I’m not going to end with some sad, “do something about it!” quip. The solution is not in getting mad and trying to change the system. The solution is in exiting the system and never coming back to it. Once enough of us refuse to participate in the system that demands we all buy and sell and never give of our own free will, then it will no longer have power over us.

Until such a time comes, I am working on the one thing I can control – myself. I refuse to turn to violence to solve the problem of evil. The wicked will destroy the wicked. The righteous and just will convert the wicked with their love – or move to a place where the wicked can not reach. The wicked will try to say that such a place does not exist, in order to further their control in the world. Such a place does exist, and one finds it with pure, unselfish love. Let go of hate, let go of anger, let go of pride. I used to want to be rich, but now I know it is a curse and desire it no more.

Do I Miss President Bush?

I saw a bumper sticker today that had a picture of Bush on it with the caption, “Miss me?” I decided to think about that. As I thought, I started watching 9/11 – Press for Truth, a documentary about the lack of investigation into the terrorist attacks of 11 September 2001. The short answer is, “no.” I do not miss a plunderer, not one bit.

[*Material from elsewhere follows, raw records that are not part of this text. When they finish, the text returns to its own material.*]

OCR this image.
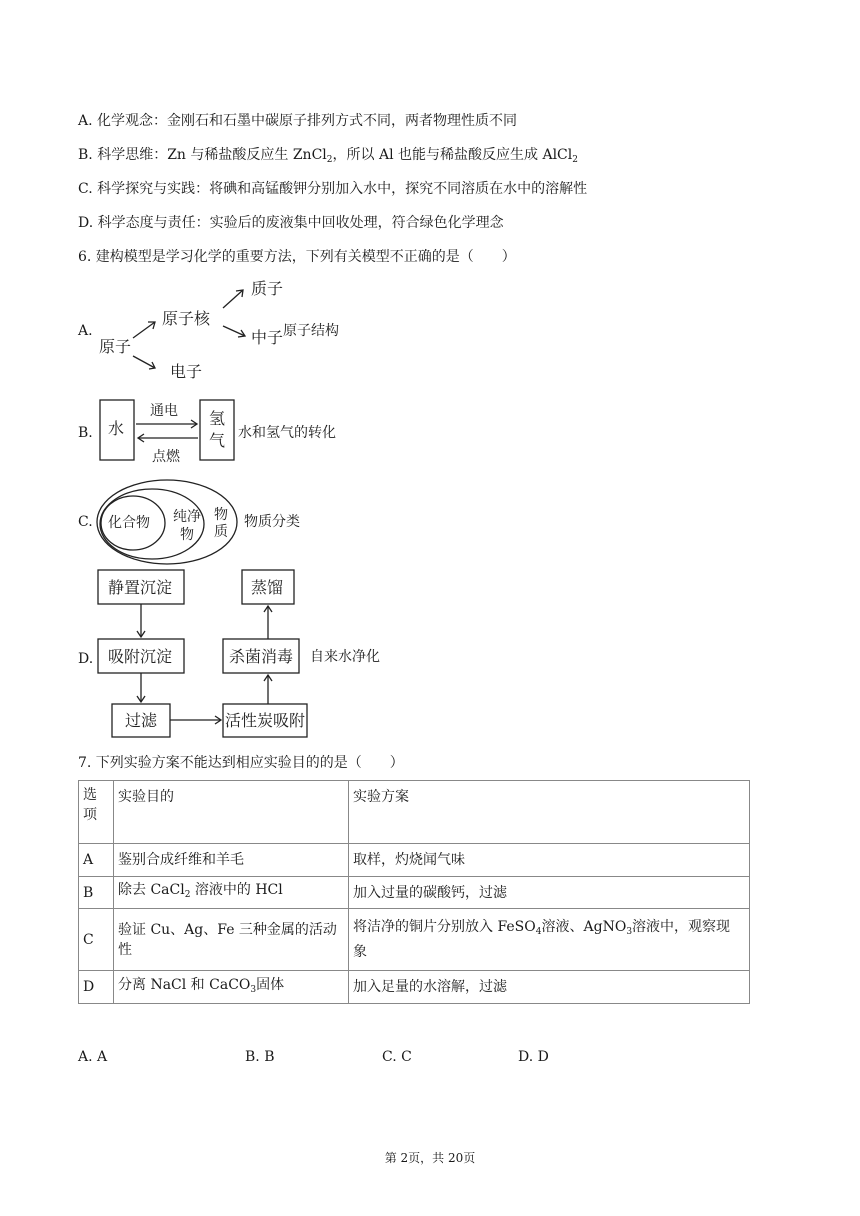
A. 化学观念：金刚石和石墨中碳原子排列方式不同，两者物理性质不同
B. 科学思维：Zn 与稀盐酸反应生 ZnCl$_2$，所以 Al 也能与稀盐酸反应生成 AlCl$_2$
C. 科学探究与实践：将碘和高锰酸钾分别加入水中，探究不同溶质在水中的溶解性
D. 科学态度与责任：实验后的废液集中回收处理，符合绿色化学理念
6. 建构模型是学习化学的重要方法，下列有关模型不正确的是（　　）
A.
原子
原子核
质子
中子
电子
原子结构
B. 水
氢
气
通电
点燃
水和氢气的转化
C. 化合物 纯净
物
物
质
物质分类
D.
静置沉淀
吸附沉淀
过滤	活性炭吸附
杀菌消毒
蒸馏
自来水净化
7. 下列实验方案不能达到相应实验目的的是（　　）
选
项	实验目的	实验方案
A	鉴别合成纤维和羊毛	取样，灼烧闻气味
B	除去 CaCl$_2$ 溶液中的 HCl	加入过量的碳酸钙，过滤
C	验证 Cu、Ag、Fe 三种金属的活动性	将洁净的铜片分别放入 FeSO$_4$溶液、AgNO$_3$溶液中，观察现
象

D	分离 NaCl 和 CaCO$_3$固体	加入足量的水溶解，过滤
A. A	B. B	C. C	D. D
第 2页，共 20页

Bush first wanted to appoint Henry Kissinger to investigate. Kissinger’s clients included the Bin Laden family. When the New Jersey Widows revealed that information, he resigned from his position. When the New Jersey Widows revealed that the 9/11 investigation committee included a close confidant of Condoleeza Rice and a member of Bush’s national security team, nothing came of that. By nothing, I refer to the ultimate value of the report. Bush did not want anyone to know about the attacks.

I won’t make a wild accusation against Bush. I’ll make a well-founded one. He used the 9/11 attacks to justify an already-planned invasion of Afghanistan and then went on to lie his way into getting the US to invade Iraq. I have a strong suspicion he also knew the attacks were coming and where they would hit. Cheney, in DC, got evacuated immediately upon receiving news of the attacks. Bush, in Florida, stayed put, even though there had been an assassination attempt against him the night before. That tells me he knew Florida wasn’t on the list of targets.

The US made sure to invade Afghanistan just before the beginning of the opium-growing season. Since Clinton had forced the Taliban to ban opium growing, the people of Afghanistan were ready to switch governments so they could get back to the drugs trade. Now Afghanistan is producing opium and heroin in record amounts, one of the biggest opium growers there is the brother of President Karzai, and the Taliban have regenerated their power in the region.

As Bush prepared to invade Iraq, they trotted out Ahmed Chalabi to explain to the USA how eager the Iraqis were to have us go in there. It later turned out that Chalabi was an Iranian spy with a mission to get the US to do what the Iranians couldn’t: get rid of Saddam Hussein. In the wake of such a move, the Iranians knew that the resulting Iraq would eventually be an ally of theirs, not the US.

Bush ran up the national debt to truly massive levels, and for what? He enriched a few men at the expense of a nation. Bush was a plunderer, a cheat, and a liar. We have the evidence to prove it beyond any reasonable doubt. No, I do not miss President Bush.